Deitados lado a lado, ele ainda recuperava o fôlego enquanto eu me levantava para organizar o quarto.
— Você é incrível, sabia? — ele disse, ainda deitado, me observando com um sorriso satisfeito.
— Eu sei. — respondi, piscando para ele enquanto recolhia os lençóis amassados, sentindo-me mais do que vitorioso naquela noite.
O atraso de um colega me rendeu algumas horas extras no turno. Já estava morto de cansaço, mas como dizer não? Pelo menos o movimento pela manhã era mais tranquilo. O trio do motorhome, o famoso Leopoldo, partiu logo cedo. Fiquei olhando enquanto eles iam embora, Joaquim acenando da janela e Piccolo, o gato, miando como uma despedida.
Com o turno da manhã, conheci alguns colegas novos. A vibe era diferente, quase como se fosse outro mundo. O rapaz responsável pela loja de conveniência, por exemplo, me chamou atenção de cara. Ele era estilo alternativo: cabelo descolorido, algumas tatuagens visíveis e acessórios que combinavam com o visual despojado. Era bonito, daqueles que prendem o olhar sem esforço. Fiquei me perguntando se ele era só charmoso ou se também tinha alguma história interessante por trás daquele estilo. Quem sabe numa próxima troca de turno eu descubra.

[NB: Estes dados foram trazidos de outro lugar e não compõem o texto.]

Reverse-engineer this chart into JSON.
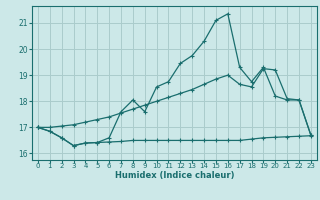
{
  "title": "",
  "xlabel": "Humidex (Indice chaleur)",
  "bg_color": "#cce8e8",
  "line_color": "#1a6e6e",
  "grid_color": "#aacccc",
  "xlim": [
    -0.5,
    23.5
  ],
  "ylim": [
    15.75,
    21.65
  ],
  "yticks": [
    16,
    17,
    18,
    19,
    20,
    21
  ],
  "xticks": [
    0,
    1,
    2,
    3,
    4,
    5,
    6,
    7,
    8,
    9,
    10,
    11,
    12,
    13,
    14,
    15,
    16,
    17,
    18,
    19,
    20,
    21,
    22,
    23
  ],
  "line1_x": [
    0,
    1,
    2,
    3,
    4,
    5,
    6,
    7,
    8,
    9,
    10,
    11,
    12,
    13,
    14,
    15,
    16,
    17,
    18,
    19,
    20,
    21,
    22,
    23
  ],
  "line1_y": [
    17.0,
    16.85,
    16.6,
    16.3,
    16.4,
    16.42,
    16.44,
    16.46,
    16.5,
    16.5,
    16.5,
    16.5,
    16.5,
    16.5,
    16.5,
    16.5,
    16.5,
    16.5,
    16.55,
    16.6,
    16.62,
    16.64,
    16.66,
    16.68
  ],
  "line2_x": [
    0,
    1,
    2,
    3,
    4,
    5,
    6,
    7,
    8,
    9,
    10,
    11,
    12,
    13,
    14,
    15,
    16,
    17,
    18,
    19,
    20,
    21,
    22,
    23
  ],
  "line2_y": [
    17.0,
    17.0,
    17.05,
    17.1,
    17.2,
    17.3,
    17.4,
    17.55,
    17.7,
    17.85,
    18.0,
    18.15,
    18.3,
    18.45,
    18.65,
    18.85,
    19.0,
    18.65,
    18.55,
    19.25,
    19.2,
    18.1,
    18.05,
    16.7
  ],
  "line3_x": [
    0,
    1,
    2,
    3,
    4,
    5,
    6,
    7,
    8,
    9,
    10,
    11,
    12,
    13,
    14,
    15,
    16,
    17,
    18,
    19,
    20,
    21,
    22,
    23
  ],
  "line3_y": [
    17.0,
    16.85,
    16.6,
    16.3,
    16.4,
    16.42,
    16.6,
    17.6,
    18.05,
    17.6,
    18.55,
    18.75,
    19.45,
    19.75,
    20.3,
    21.1,
    21.35,
    19.3,
    18.75,
    19.3,
    18.2,
    18.05,
    18.05,
    16.7
  ]
}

Quando finalmente acabou meu turno, encarei o metrô e ônibus lotados no caminho de volta para casa. Enquanto eu estava exausto, voltando de uma madrugada trabalhando, as pessoas iam cheias de pressa para seus próprios compromissos. Era sempre curioso observar os rostos sonolentos e as interações rápidas. Gente escutando música, lendo ou simplesmente encarando o nada. Algumas delas, talvez, estivessem tão cansadas quanto eu.

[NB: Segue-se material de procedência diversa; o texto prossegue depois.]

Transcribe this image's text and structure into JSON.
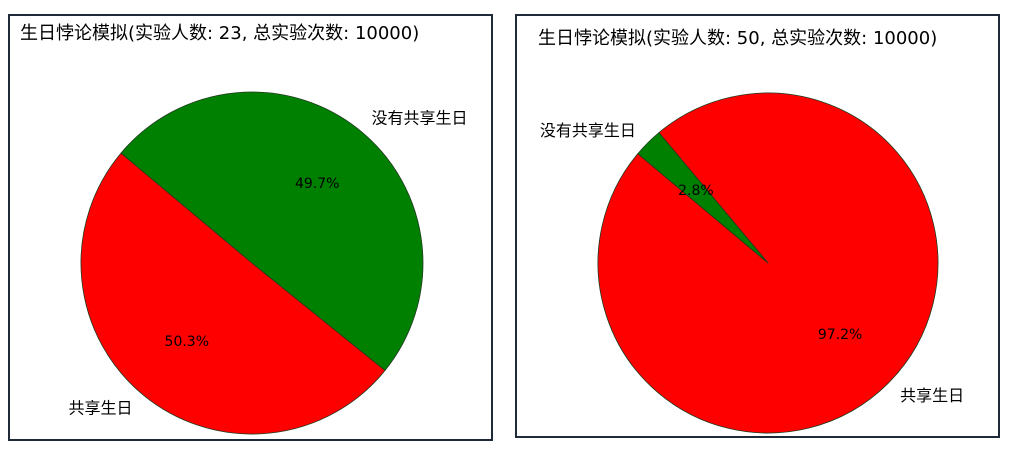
{
  "chart_data": [
    {
      "type": "pie",
      "title": "生日悖论模拟(实验人数: 23, 总实验次数: 10000)",
      "categories": [
        "共享生日",
        "没有共享生日"
      ],
      "values": [
        50.3,
        49.7
      ],
      "value_labels": [
        "50.3%",
        "49.7%"
      ],
      "colors": [
        "#ff0000",
        "#008000"
      ],
      "edge_color": "#1f3a1f"
    },
    {
      "type": "pie",
      "title": "生日悖论模拟(实验人数: 50, 总实验次数: 10000)",
      "categories": [
        "共享生日",
        "没有共享生日"
      ],
      "values": [
        97.2,
        2.8
      ],
      "value_labels": [
        "97.2%",
        "2.8%"
      ],
      "colors": [
        "#ff0000",
        "#008000"
      ],
      "edge_color": "#1f3a1f"
    }
  ],
  "frame_color": "#1e2a38"
}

No caminho, parei na padaria para pegar alguns pães e fui até o mercado comprar coisas básicas para a semana. De volta ao meu quarto pequeno, a primeira coisa que fiz foi abrir meu cofre improvisado — uma velha lata de biscoitos que escondia na parte mais alta do guarda-roupa. As gorjetas do mês estavam lá, somando um total de R$ 700. Era uma conquista e tanto para mim, considerando o esforço que fazia para juntar cada centavo.
Eu tinha um objetivo claro na cabeça: fazer o Enem. Havia decidido há algum tempo que precisava estudar e abrir novas portas para o meu futuro. Os R$ 700 seriam úteis para pagar um curso preparatório. Não podia mais adiar o plano. Sentei no computador e finalizei minha inscrição. Quando terminei, senti um orgulho inexplicável. O primeiro passo estava dado.

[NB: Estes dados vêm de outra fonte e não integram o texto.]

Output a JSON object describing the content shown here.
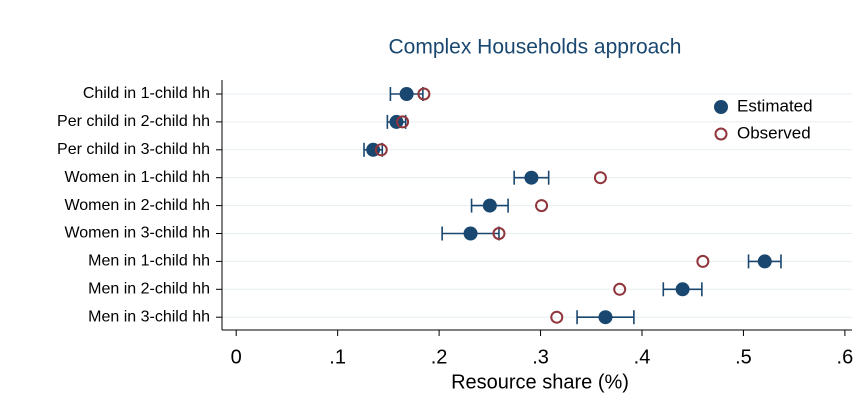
{
  "chart_data": {
    "type": "dot",
    "title": "Complex Households approach",
    "x_label": "Resource share (%)",
    "categories": [
      "Child in 1-child hh",
      "Per child in 2-child hh",
      "Per child in 3-child hh",
      "Women in 1-child hh",
      "Women in 2-child hh",
      "Women in 3-child hh",
      "Men in 1-child hh",
      "Men in 2-child hh",
      "Men in 3-child hh"
    ],
    "series": [
      {
        "name": "Estimated",
        "color": "#1a476f",
        "marker": "filled",
        "values": [
          0.168,
          0.158,
          0.135,
          0.291,
          0.25,
          0.231,
          0.521,
          0.44,
          0.364
        ],
        "errors": [
          0.016,
          0.009,
          0.009,
          0.017,
          0.018,
          0.028,
          0.016,
          0.019,
          0.028
        ]
      },
      {
        "name": "Observed",
        "color": "#90353b",
        "marker": "hollow",
        "values": [
          0.185,
          0.164,
          0.143,
          0.359,
          0.301,
          0.259,
          0.46,
          0.378,
          0.316
        ]
      }
    ],
    "xlim": [
      -0.014,
      0.607
    ],
    "xticks": [
      0,
      {
        "value": 0.1,
        "label": ".1"
      },
      {
        "value": 0.2,
        "label": ".2"
      },
      {
        "value": 0.3,
        "label": ".3"
      },
      {
        "value": 0.4,
        "label": ".4"
      },
      {
        "value": 0.5,
        "label": ".5"
      },
      {
        "value": 0.6,
        "label": ".6"
      }
    ],
    "grid": true,
    "legend": "top-right"
  }
}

Olhei para a tela do computador por alguns instantes, pensando em como tudo isso era um investimento no Joel que eu queria ser. Ainda havia muito a fazer, muitos obstáculos para superar, mas aquele momento me deu confiança. Sorri para mim mesmo e, pela primeira vez em dias, me senti mais próximo de algo maior, algo que sempre quis: um futuro melhor.